Su libro más reciente, Vivir entre lenguas, es acerca de un ir y venir entre lenguas, pero también apuesta cada vez más al humor, a lo que está lost in translation, a lo que implica estar y no estar, a un montaje que es tan cinematográfico como hasta inspirado en videoclips que de seguro no ha visto. “¿En qué lengua se despierta el bilingüe?”. Molloy cada vez cuenta más, pero corta con furia. Desarticula. “¿Me pregunto cuál será la lengua de mi senilidad?”. Eso es lo que hace con Vivir entre lenguas. Breve, brevísimo, desarticulado un poco, pero totalmente coherente, fragmentado pero sólido, amplio, poderoso. Su nuevo libro es tildado por la editorial como una nouvelle, pero lo único que tiene en común con una nouvelle es lo corto. Lo breve. Vivir entre lenguas es un ensayo biográfico que no intenta ensayar; son fragmentos, meditaciones, recuerdos, vivencias acerca de ser bilingüe, hablar dos idiomas, estar entre mundos. “Hacer el switch”, acota. “Hablar con acento delata al hablante: no se es de aquí”. Aunque todos sus libros y temas y personajes reaparecen, aquí es como si estuviera construyendo un planeta o una constelación propia: Buenos Aires, la amiga que ya perdió la memoria de Desarticulaciones, los padres, Manhattan.

De un tiempo a esta parte, la Molloy, célebre por su cerebro y su capacidad analítica, está apostando más por su memoria, por un gesto más liviano, pero no por eso light, por ingresar tangencialmente a un tema desde el camino de la experiencia más que intentar dar la última palabra apostando por lo analítico.

“En qué lengua soy”, escribe.

Molloy, la catedrática, la profesora severa (dicen), la mujer perdida y fugada y fugaz y sin patria, la bilingüe, la rara, la densa, la que no tiene humor (decían) y vive y habla con pies de páginas, se ha vuelto asequible (acaso popular, de culto, pop), pero no por eso vana, desechable, intercambiable. “Tengo más memoria que inventiva”, dice riéndose y casi culpable durante una entrevista en un iluminado estudio de televisión y pienso: así es, qué bien, qué cierto. “Perder una lengua, quedarse deslenguado... Pienso: si yo hubiera tenido hijos, ¿en qué idioma les hubiera hablado? ¿Cuál habría reprimido?” ¿Es Vivir entre lenguas una nouvelle?

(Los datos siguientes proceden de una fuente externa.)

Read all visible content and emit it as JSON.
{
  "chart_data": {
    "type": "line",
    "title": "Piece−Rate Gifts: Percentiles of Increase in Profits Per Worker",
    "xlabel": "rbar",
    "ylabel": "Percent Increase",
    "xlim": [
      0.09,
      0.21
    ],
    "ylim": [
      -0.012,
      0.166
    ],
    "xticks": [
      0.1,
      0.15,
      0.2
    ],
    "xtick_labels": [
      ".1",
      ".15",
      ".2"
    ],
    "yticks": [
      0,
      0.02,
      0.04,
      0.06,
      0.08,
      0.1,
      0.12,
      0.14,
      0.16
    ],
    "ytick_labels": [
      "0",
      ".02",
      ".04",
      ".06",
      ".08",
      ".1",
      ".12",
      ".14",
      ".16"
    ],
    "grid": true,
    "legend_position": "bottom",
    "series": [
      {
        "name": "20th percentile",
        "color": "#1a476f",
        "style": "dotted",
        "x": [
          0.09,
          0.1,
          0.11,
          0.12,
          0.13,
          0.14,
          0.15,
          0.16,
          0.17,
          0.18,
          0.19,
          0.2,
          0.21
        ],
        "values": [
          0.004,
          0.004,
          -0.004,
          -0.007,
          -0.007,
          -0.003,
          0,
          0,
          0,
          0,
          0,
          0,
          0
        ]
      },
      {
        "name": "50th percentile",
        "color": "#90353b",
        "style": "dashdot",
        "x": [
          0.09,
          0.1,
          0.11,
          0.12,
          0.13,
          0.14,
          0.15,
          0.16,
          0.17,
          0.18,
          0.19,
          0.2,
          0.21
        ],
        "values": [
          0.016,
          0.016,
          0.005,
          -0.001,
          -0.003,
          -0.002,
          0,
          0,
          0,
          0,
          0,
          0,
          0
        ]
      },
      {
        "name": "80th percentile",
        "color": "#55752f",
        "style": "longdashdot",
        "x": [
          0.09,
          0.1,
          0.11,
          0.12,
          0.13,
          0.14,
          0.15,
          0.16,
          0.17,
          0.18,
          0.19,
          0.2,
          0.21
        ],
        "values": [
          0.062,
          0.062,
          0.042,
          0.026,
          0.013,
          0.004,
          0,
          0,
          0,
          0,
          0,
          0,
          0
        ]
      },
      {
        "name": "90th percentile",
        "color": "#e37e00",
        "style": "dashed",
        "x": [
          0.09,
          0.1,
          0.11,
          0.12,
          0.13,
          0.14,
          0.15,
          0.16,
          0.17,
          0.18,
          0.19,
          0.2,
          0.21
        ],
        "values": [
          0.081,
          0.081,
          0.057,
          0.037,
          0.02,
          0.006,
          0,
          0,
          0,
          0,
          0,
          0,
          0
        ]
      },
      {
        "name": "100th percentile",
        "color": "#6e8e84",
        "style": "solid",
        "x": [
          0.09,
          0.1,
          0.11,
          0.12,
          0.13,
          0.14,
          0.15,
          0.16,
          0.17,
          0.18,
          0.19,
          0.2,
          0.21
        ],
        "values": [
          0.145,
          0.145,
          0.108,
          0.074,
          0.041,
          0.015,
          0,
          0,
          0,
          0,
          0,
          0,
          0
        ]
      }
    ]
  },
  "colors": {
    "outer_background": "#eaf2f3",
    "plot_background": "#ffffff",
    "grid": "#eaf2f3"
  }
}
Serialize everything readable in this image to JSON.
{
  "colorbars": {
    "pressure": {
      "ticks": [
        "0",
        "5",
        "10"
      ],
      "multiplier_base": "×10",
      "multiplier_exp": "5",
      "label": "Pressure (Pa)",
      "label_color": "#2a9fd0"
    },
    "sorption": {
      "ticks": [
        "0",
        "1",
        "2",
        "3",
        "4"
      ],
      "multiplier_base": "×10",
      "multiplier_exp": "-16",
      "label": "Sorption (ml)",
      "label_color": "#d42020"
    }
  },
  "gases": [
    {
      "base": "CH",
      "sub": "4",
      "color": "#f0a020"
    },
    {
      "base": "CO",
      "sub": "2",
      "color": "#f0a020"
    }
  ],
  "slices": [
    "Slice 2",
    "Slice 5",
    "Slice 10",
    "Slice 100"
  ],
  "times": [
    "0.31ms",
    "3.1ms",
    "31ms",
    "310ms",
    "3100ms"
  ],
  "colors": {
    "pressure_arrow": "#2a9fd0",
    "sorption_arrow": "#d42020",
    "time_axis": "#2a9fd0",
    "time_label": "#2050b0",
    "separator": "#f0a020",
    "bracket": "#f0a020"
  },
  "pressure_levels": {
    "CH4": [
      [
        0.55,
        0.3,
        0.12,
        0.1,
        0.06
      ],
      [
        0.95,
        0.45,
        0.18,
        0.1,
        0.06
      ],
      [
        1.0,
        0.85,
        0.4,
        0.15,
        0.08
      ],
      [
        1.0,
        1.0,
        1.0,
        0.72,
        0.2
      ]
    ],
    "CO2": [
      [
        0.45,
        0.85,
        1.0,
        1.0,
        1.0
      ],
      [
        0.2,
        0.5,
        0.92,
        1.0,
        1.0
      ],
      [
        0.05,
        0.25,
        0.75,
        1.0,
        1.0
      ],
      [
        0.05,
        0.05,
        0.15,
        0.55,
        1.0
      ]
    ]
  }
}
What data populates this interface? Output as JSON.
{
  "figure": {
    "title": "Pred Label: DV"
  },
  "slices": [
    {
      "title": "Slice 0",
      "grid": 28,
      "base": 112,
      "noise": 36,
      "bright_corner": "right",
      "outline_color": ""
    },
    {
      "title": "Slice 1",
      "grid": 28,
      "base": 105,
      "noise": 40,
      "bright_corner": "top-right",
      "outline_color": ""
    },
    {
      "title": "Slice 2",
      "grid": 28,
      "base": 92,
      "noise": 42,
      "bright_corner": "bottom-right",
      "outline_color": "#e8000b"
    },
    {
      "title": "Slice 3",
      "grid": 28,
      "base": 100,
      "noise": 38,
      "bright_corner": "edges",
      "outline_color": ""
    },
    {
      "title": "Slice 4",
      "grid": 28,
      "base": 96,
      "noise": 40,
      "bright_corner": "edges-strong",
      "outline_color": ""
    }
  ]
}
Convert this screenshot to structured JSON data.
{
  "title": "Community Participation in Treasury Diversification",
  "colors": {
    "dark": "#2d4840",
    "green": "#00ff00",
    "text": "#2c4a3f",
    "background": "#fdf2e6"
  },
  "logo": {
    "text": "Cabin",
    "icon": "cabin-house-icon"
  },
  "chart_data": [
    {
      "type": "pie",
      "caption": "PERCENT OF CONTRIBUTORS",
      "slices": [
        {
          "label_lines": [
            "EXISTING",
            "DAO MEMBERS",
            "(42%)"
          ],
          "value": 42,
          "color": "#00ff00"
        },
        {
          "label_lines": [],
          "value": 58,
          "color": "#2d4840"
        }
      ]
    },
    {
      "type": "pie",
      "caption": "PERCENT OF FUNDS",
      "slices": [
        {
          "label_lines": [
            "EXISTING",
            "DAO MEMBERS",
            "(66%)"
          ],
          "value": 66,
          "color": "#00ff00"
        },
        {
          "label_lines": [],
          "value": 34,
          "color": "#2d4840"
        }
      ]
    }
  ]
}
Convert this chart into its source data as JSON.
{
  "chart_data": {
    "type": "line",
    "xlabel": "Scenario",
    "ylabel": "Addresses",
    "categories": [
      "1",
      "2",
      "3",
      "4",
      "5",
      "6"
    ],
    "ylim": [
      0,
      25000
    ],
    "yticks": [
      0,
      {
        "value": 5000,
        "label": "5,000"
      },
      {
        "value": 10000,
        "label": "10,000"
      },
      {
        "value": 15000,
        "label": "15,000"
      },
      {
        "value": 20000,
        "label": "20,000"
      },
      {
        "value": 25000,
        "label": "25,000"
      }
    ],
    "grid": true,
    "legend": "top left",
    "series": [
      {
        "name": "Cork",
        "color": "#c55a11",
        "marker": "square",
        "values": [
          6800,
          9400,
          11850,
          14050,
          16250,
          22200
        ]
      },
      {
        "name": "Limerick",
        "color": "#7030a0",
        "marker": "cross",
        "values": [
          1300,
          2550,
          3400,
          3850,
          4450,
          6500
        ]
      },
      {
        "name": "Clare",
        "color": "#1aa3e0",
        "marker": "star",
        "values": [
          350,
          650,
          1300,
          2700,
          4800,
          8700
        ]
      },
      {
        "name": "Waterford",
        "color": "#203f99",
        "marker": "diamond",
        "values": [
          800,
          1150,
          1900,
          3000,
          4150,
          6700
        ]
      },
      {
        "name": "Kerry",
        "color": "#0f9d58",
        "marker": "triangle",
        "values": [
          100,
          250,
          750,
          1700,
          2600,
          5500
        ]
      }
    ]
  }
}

No, para nada. Pero es más que un ensayo. Es autoficción, no ficción, memoria, recuerdos y capaz que esté salpicado de inventos, manipulado para contar lo que desea contar: que tener dos idiomas (capaz que tenga tres, incluso, porque Molloy es fluida en francés y hasta hizo su tesis en ese idioma) no es necesariamente el premio que todos creen, te lleva al mundo del doblez (“siempre hay otra manera de decirlo”); que ser ciudadana del mundo es una manera elegante de no ser de ninguna parte (“siempre se escribe de una ausencia: la elección de un idioma automáticamente significa el afantasmamiento del otro, pero nunca su desaparición”); y que con la vejez y el paso del tiempo hasta puede tener algo de maldición.

“A pesar de que tiene dos lenguas, el bilingüe habla como si siempre le faltara algo, en permanente estado de necesidad”, sentencia.
Maldición eterna a quien habla dos idiomas, parece.